Ignorance in the United States is not just bliss, it’s widespread. A recent survey of teenagers by the education advocacy group Common Core found that a quarter could not identify Adolf Hitler, a third did not know that the Bill of Rights guaranteed freedom of speech and religion, and fewer than half knew that the Civil War took place between 1850 and 1900.
“We have one of the highest dropout rates in the industrialized world,” said Allan Golston, the president of U.S. programs for the Bill and Melinda Gates Foundation. In a discussion over lunch recently he described the situation as “actually pretty scary, alarming.”
Roughly a third of all American high school students drop out. Another third graduate but are not prepared for the next stage of life — either productive work or some form of post-secondary education.
When two-thirds of all teenagers old enough to graduate from high school are incapable of mastering college-level work, the nation is doing something awfully wrong."
Comments
Jeff, it is a problem. It is partially a reflection on the schools; and partially a reflection on what is happening in the home.

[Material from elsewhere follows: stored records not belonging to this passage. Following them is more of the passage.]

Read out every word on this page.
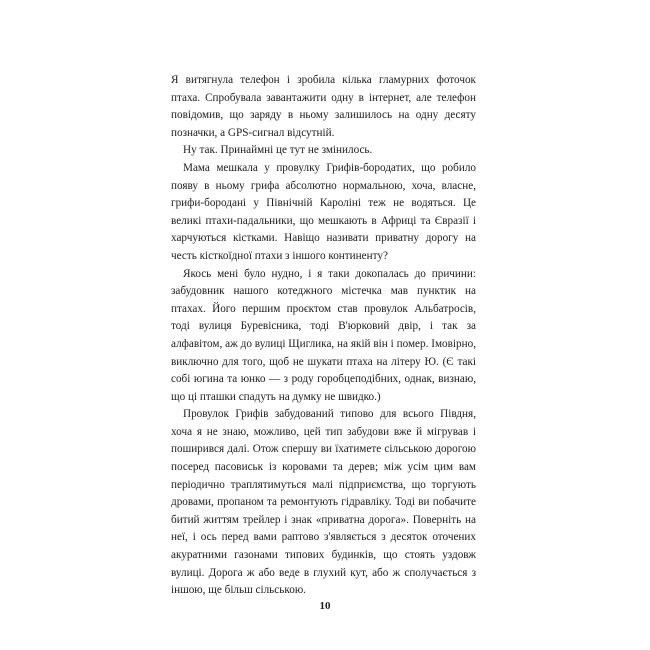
Я витягнула телефон і зробила кілька гламурних фоточок птаха. Спробувала завантажити одну в інтернет, але телефон повідомив, що заряду в ньому залишилось на одну десяту позначки, а GPS-сигнал відсутній.

Ну так. Принаймні це тут не змінилось.

Мама мешкала у провулку Грифів-бородатих, що робило появу в ньому грифа абсолютно нормальною, хоча, власне, грифи-бородані у Північній Кароліні теж не водяться. Це великі птахи-падальники, що мешкають в Африці та Євразії і харчуються кістками. Навіщо називати приватну дорогу на честь кісткоїдної птахи з іншого континенту?

Якось мені було нудно, і я таки докопалась до причини: забудовник нашого котеджного містечка мав пунктик на птахах. Його першим проєктом став провулок Альбатросів, тоді вулиця Буревісника, тоді В'юрковий двір, і так за алфавітом, аж до вулиці Щиглика, на якій він і помер. Імовірно, виключно для того, щоб не шукати птаха на літеру Ю. (Є такі собі югина та юнко — з роду горобцеподібних, однак, визнаю, що ці пташки спадуть на думку не швидко.)

Провулок Грифів забудований типово для всього Півдня, хоча я не знаю, можливо, цей тип забудови вже й мігрував і поширився далі. Отож спершу ви їхатимете сільською дорогою посеред пасовиськ із коровами та дерев; між усім цим вам періодично траплятимуться малі підприємства, що торгують дровами, пропаном та ремонтують гідравліку. Тоді ви побачите битий життям трейлер і знак «приватна дорога». Поверніть на неї, і ось перед вами раптово з'являється з десяток оточених акуратними газонами типових будинків, що стоять уздовж вулиці. Дорога ж або веде в глухий кут, або ж сполучається з іншою, ще більш сільською.

10
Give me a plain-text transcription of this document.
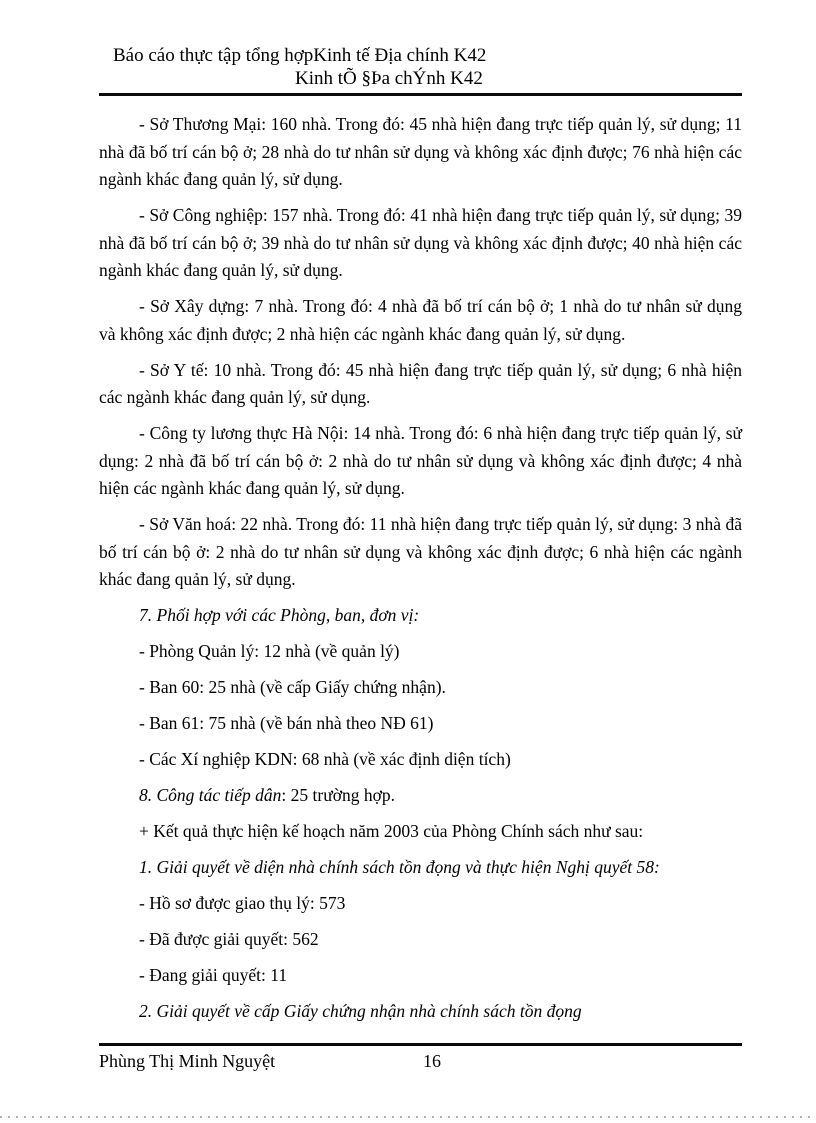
Báo cáo thực tập tổng hợpKinh tế Địa chính K42
Kinh tÕ §Þa chÝnh K42

- Sở Thương Mại: 160 nhà. Trong đó: 45 nhà hiện đang trực tiếp quản lý, sử dụng; 11 nhà đã bố trí cán bộ ở; 28 nhà do tư nhân sử dụng và không xác định được; 76 nhà hiện các ngành khác đang quản lý, sử dụng.

- Sở Công nghiệp: 157 nhà. Trong đó: 41 nhà hiện đang trực tiếp quản lý, sử dụng; 39 nhà đã bố trí cán bộ ở; 39 nhà do tư nhân sử dụng và không xác định được; 40 nhà hiện các ngành khác đang quản lý, sử dụng.

- Sở Xây dựng: 7 nhà. Trong đó: 4 nhà đã bố trí cán bộ ở; 1 nhà do tư nhân sử dụng và không xác định được; 2 nhà hiện các ngành khác đang quản lý, sử dụng.

- Sở Y tế: 10 nhà. Trong đó: 45 nhà hiện đang trực tiếp quản lý, sử dụng; 6 nhà hiện các ngành khác đang quản lý, sử dụng.

- Công ty lương thực Hà Nội: 14 nhà. Trong đó: 6 nhà hiện đang trực tiếp quản lý, sử dụng: 2 nhà đã bố trí cán bộ ở: 2 nhà do tư nhân sử dụng và không xác định được; 4 nhà hiện các ngành khác đang quản lý, sử dụng.

- Sở Văn hoá: 22 nhà. Trong đó: 11 nhà hiện đang trực tiếp quản lý, sử dụng: 3 nhà đã bố trí cán bộ ở: 2 nhà do tư nhân sử dụng và không xác định được; 6 nhà hiện các ngành khác đang quản lý, sử dụng.

7. Phối hợp với các Phòng, ban, đơn vị:

- Phòng Quản lý: 12 nhà (về quản lý)

- Ban 60: 25 nhà (về cấp Giấy chứng nhận).

- Ban 61: 75 nhà (về bán nhà theo NĐ 61)

- Các Xí nghiệp KDN: 68 nhà (về xác định diện tích)

8. Công tác tiếp dân: 25 trường hợp.

+ Kết quả thực hiện kế hoạch năm 2003 của Phòng Chính sách như sau:

1. Giải quyết về diện nhà chính sách tồn đọng và thực hiện Nghị quyết 58:

- Hồ sơ được giao thụ lý: 573

- Đã được giải quyết: 562

- Đang giải quyết: 11

2. Giải quyết về cấp Giấy chứng nhận nhà chính sách tồn đọng

Phùng Thị Minh Nguyệt	16
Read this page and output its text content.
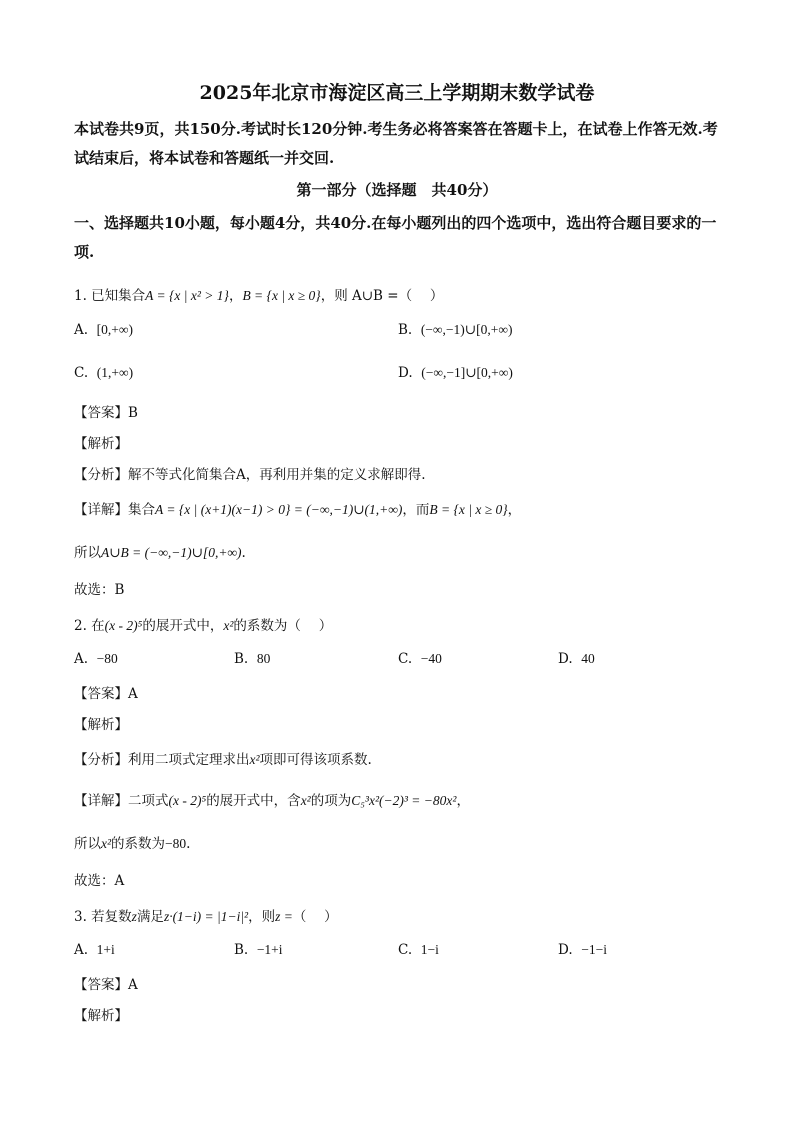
2025年北京市海淀区高三上学期期末数学试卷
本试卷共9页，共150分.考试时长120分钟.考生务必将答案答在答题卡上，在试卷上作答无效.考试结束后，将本试卷和答题纸一并交回.
第一部分（选择题　共40分）
一、选择题共10小题，每小题4分，共40分.在每小题列出的四个选项中，选出符合题目要求的一项.
1. 已知集合A = {x | x² > 1}，B = {x | x ≥ 0}，则 A∪B =（　 ）
A. [0,+∞)	B. (−∞,−1)∪[0,+∞)
C. (1,+∞)	D. (−∞,−1]∪[0,+∞)
【答案】B
【解析】
【分析】解不等式化简集合A，再利用并集的定义求解即得.
【详解】集合A = {x | (x+1)(x−1) > 0} = (−∞,−1)∪(1,+∞)，而B = {x | x ≥ 0}，
所以A∪B = (−∞,−1)∪[0,+∞).
故选：B
2. 在(x - 2)⁵的展开式中，x²的系数为（　 ）
A. −80	B. 80	C. −40	D. 40
【答案】A
【解析】
【分析】利用二项式定理求出x²项即可得该项系数.
【详解】二项式(x - 2)⁵的展开式中，含x²的项为C₅³x²(−2)³ = −80x²，
所以x²的系数为−80.
故选：A
3. 若复数z满足z·(1−i) = |1−i|²，则z =（　 ）
A. 1+i	B. −1+i	C. 1−i	D. −1−i
【答案】A
【解析】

But we also need to remember the rudiments of IQ tests. The average IQ is 100. This means that half the population is below 100.
Some folks are incapable of college level work. I have seen numerous instances of folks who have impairments in this respect becoming discouraged, and drop out of school-- often around 8th or 9th grade.
There needs to be more places in the economy where people can find jobs that will support them and their families without needing a college education. We need to remember that lots of people have poor to marginal educational capabilities.